Education: Heritage Discovery Center

Johnstown Area Heritage Association
Teachers Guide: After your Visit

Push and Pull of Immigration

Pursuing the "American Dream"

Materials for this lesson
Readings Activities Primary sources

 

 

 

     ** Referenced PA Standards **

"Extra Baggage"

Some of the most important things immigrants brought with them didn't fit in a trunk. In addition to their physical belongings, immigrants brought their hopes, dreams, fears, prejudices -- the same "extra baggage" everyone carries with them where ever they go!

Discuss (think back to what you saw at the museum):

  • Besides "stuff," what else did the immigrants bring with them? [attitudes, goals, skills, hopes, dreams, faith, work ethic, prejudices, etc.]
  • What "old country" skills would be important in their new homes? What "old country" experiences might help them adjust to their new home? [used to hard physical work, long hours, living simply]
  • What attitudes did they bring with them? [religious faith, strong sense of community, work ethic, saving for future, prejudices against other ethnic groups]
  • What character traits would help new immigrants to succeed? [courage, flexibility, hard-working, creativity, determination, perseverance, accept hardship today for better future life, etc.]
  • What hopes and dreams did immigrants have for their future in America?
  • Which was most important to the immigrants' success in America, their physical belongings or their attitudes and dreams? Why?

The American Dream

Many immigrants heard that "the streets of America are paved in gold" -- a vision that was obviously a very strong pull factor! Ask students what they think that expression means. What do they think it would have meant to their immigrant characters? Through the following primary sources, they will get to hear from some of these immigrants and their children.

Primary Sources: Letters from Home; Letters from America

Directions:

Primary Sources: "Generations" oral history interview excerpts

Directions:

Discuss:

  • What do you think each of the interviewees' ancestors would say the "American Dream" was? (You'll have to read between the lines -- most people don't talk about their own hopes and dreams, not about the "American Dream.")
  • Who did they expect would achieve the Dream? Themselves? [they worked hard so their children would have it easier]
  • The dictionary says that the American Dream is "an American ideal that everyone has an equal chance to achieve success and prosperity."
  • Which of the immigrants we've read about would agree with this definition? Why? Who would disagree? Why?

Advertisers spend a lot of money telling you that their products will help you achieve the American Dream.

• What does the American Dream that they are selling look like? [house in the suburbs, new car, people like you, having fun, lots of gadgets, fast food, etc.]

• How accurate is this picture? How is your life different from what they show?

• Do you think this was the American Dream your immigrant ancestors had in mind for you? Why or why not?

• How well did your immigrant ancestors dreams come true for their children and grandchildren?

• Would your immigrant ancestors think your family had achieved the American Dream? What parts of your life would they think fulfilled the dreams they had for you? [higher paying jobs, fewer work hours, education, good health, nice house, church/synagogue attendance, etc.]

• What parts of your life might disappoint them (if any)? Why? [lack of church attendance; not keeping ethnic language, foods, and traditions; "wasting," rather than saving, money]

• What are your hopes and dreams for the future? What do your parents hope for you? How are they the same? How are they different?

Push and Pull Today

Find out more: Immigration today

Examine immigration today and compare it with what you learned in the museum.
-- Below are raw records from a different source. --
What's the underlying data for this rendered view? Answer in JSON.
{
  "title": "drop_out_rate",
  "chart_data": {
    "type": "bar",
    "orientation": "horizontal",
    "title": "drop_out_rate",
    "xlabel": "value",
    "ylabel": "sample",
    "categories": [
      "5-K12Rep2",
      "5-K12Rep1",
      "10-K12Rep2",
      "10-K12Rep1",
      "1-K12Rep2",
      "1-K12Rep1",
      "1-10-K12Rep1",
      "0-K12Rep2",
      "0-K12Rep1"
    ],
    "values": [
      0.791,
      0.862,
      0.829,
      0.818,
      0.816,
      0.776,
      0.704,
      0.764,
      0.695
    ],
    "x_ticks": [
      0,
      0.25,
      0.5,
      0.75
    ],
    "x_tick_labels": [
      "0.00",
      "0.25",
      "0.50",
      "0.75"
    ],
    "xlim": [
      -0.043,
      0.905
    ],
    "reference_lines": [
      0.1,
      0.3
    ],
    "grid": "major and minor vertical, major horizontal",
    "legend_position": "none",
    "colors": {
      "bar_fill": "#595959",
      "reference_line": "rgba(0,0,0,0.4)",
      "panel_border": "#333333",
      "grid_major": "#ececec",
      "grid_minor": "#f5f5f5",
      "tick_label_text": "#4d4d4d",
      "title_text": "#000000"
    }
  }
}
Find the answer to some of these questions at:

Activity: Interview an Immigrant

This activity works either an individual homework assignment (encourage phone interviews, if necessary) or cooperative learning activity with teams of three or four students. A great way to make sure everyone has a fruitful interview is to invite enough immigrant (or migrant) guests to the classroom that each team has an immigrant to interview.

Introduce the activity with discussion:

  • Has anyone from your family had to move away from this area? Where did they move? Why?
  • What were the push factors for leaving this area?
  • What were the pull factors at their new home?

Directions: Interview someone in your family who has migrated to or from Johnstown from another area (they don't have to be immigrants, they can be migrants within Pennsylvania or the USA):

• Use the "Oral History" tip sheet to help you come up with interview questions

• Try to find out why they left their original home, what made them choose their new home, what it was like to make such a big change, how they adjusted, what their goals were, whether they achieved their goals, etc.

• Write a school newspaper article about the push and pull factors that influenced your interviewee.

Extension

Other famous documents have expressed other ideas that could be called the "American Dream."

Discuss:

  • How does the Declaration of Independence say it? ["…that all men are created equal and are endowed by their Creator with certain rights, and that among these are life, liberty, and the pursuit of happiness"]
  • What was Rev. Dr. Martin Luther King, Jr.'s American Dream? [refer to his famous "I Have a Dream..." speech: people would be judged by their character and not the color of their skin; blacks and whites would join together in freedom, etc.]
  • How do these "American Dreams" compare with the "prosperity" dream?
  • What other versions of the American Dream can you think of?